So in addition to cluttering up low earth orbit, wrecking terrestrial astronomy, creating the potential for a Kessler Syndrome cascade which could close access to space, and creating a national security nightmare, Starlink internet access is a climate catastrophe using up to 30 times more carbon footprint per internet subscriber than land based internet.

https://www.newscientist.com/article/2394949-starlink-carbon-footprint-up-to-30-times-size-of-land-based-internet/

Starlink carbon footprint up to 30 times size of land-based internet

The satellite internet services provided by SpaceX Starlink, Eutelsat OneWeb or Amazon Kuiper will come with a carbon footprint much higher than that associated with land-based alternatives

New Scientist

@mastodonmigration

Are you going to be the one to tell people who live in the Solomons or Ethiopia or rural Oklahoma that they can't have internet because the "carbon footprint" is too big?

Starlink and services like it exist because for a lot of people there aren't other options. And when there are, they can be heavily censored.

So yeah, we should make our satellites less reflective, clean up light pollution, and cut CO₂.

But let's keep the internet on for everyone while we do that, ok?

@seth @mastodonmigration Starlink cannot and is not designed to provide many people with internet access - it can't handle the bandwidth. It is designed to provide a small number of users slightly lower latency at a steep financial premium, along with the environmental harm it does.

Don't believe the hype.

And to actually get people internet access; advocate for rolling out fiber optics and local wireless.

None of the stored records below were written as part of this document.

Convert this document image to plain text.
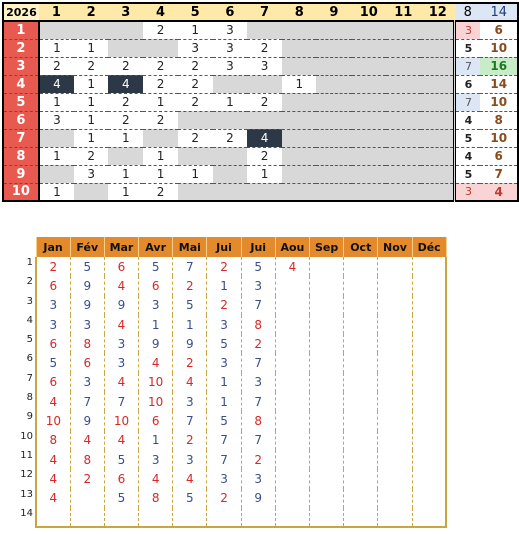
2026	1	2	3	4	5	6	7	8	9	10	11	12	8	14
1				2	1	3							3	6
2	1	1			3	3	2						5	10
3	2	2	2	2	2	3	3						7	16
4	4	1	4	2	2			1					6	14
5	1	1	2	1	2	1	2						7	10
6	3	1	2	2									4	8
7		1	1		2	2	4						5	10
8	1	2		1			2						4	6
9		3	1	1	1		1						5	7
10	1		1	2									3	4
	Jan	Fév	Mar	Avr	Mai	Jui	Jui	Aou	Sep	Oct	Nov	Déc
1	2	5	6	5	7	2	5	4				
2	6	9	4	6	2	1	3					
3	3	9	9	3	5	2	7					
4	3	3	4	1	1	3	8					
5	6	8	3	9	9	5	2					
6	5	6	3	4	2	3	7					
7	6	3	4	10	4	1	3					
8	4	7	7	10	3	1	7					
9	10	9	10	6	7	5	8					
10	8	4	4	1	2	7	7					
11	4	8	5	3	3	7	2					
12	4	2	6	4	4	3	3					
13	4		5	8	5	2	9					
14												
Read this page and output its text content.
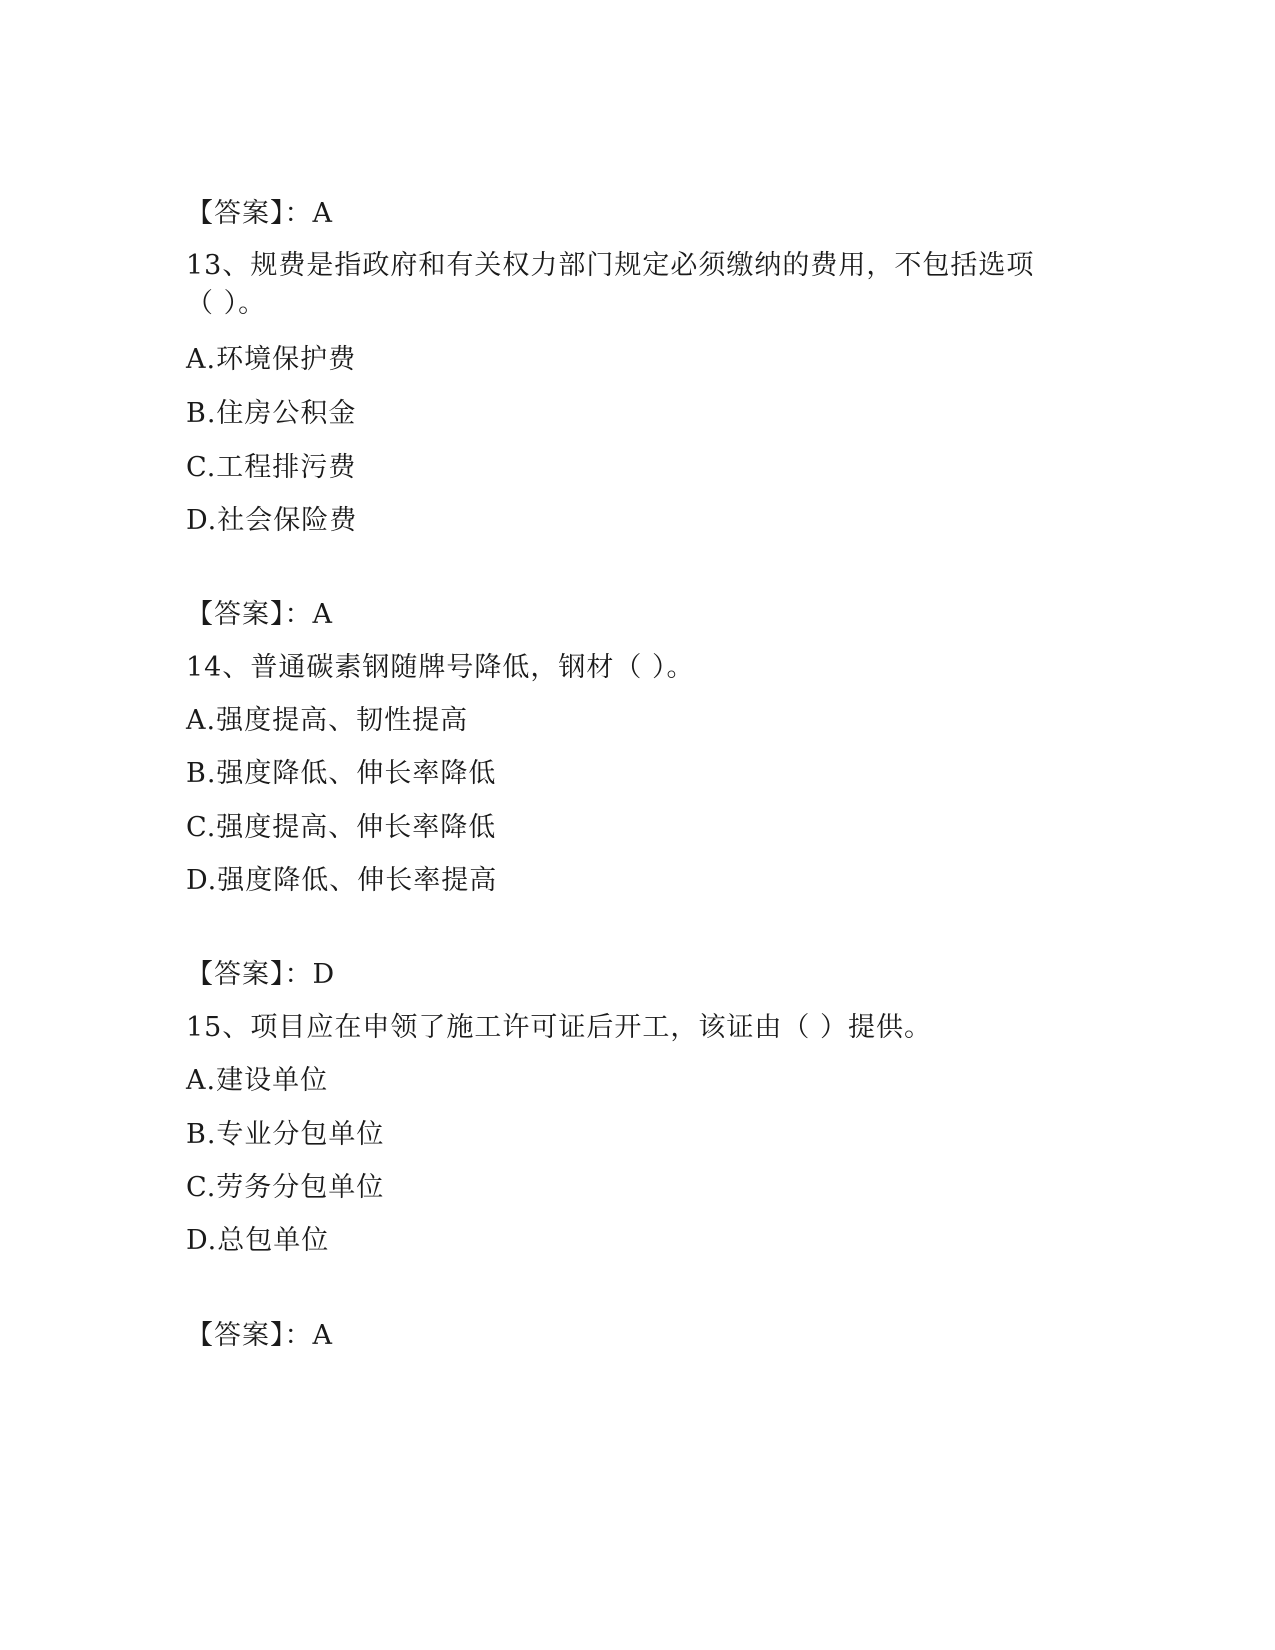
【答案】：A
13、规费是指政府和有关权力部门规定必须缴纳的费用，不包括选项
（ ）。
A.环境保护费
B.住房公积金
C.工程排污费
D.社会保险费
【答案】：A
14、普通碳素钢随牌号降低，钢材（ ）。
A.强度提高、韧性提高
B.强度降低、伸长率降低
C.强度提高、伸长率降低
D.强度降低、伸长率提高
【答案】：D
15、项目应在申领了施工许可证后开工，该证由（ ）提供。
A.建设单位
B.专业分包单位
C.劳务分包单位
D.总包单位
【答案】：A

@michael_w_busch @seth @mastodonmigration We dealt with the remote access issue at Sun around 1990 - we found LEO satellites quite useful (we piggybacked onto a leftover USSR LEO Constellation). The world is too big to drag copper wires or glass fiber to every possible end point.

We experimented with inter-satellite relaying, something that Starlink is going to do (if not already). It's hard to do - lots of surprise problems, like a receiver being blinded by the sun or moon behind a transmitter, and the routing metrics are opposite what we use on the ground (i.e. a big issue is to conserve power.)

On the other hand, I am very aware of the environmental costs of having to replace satellites every year or two. And I know many astronomers who loudly complain of the damage that these constellations are doing to scientific observations.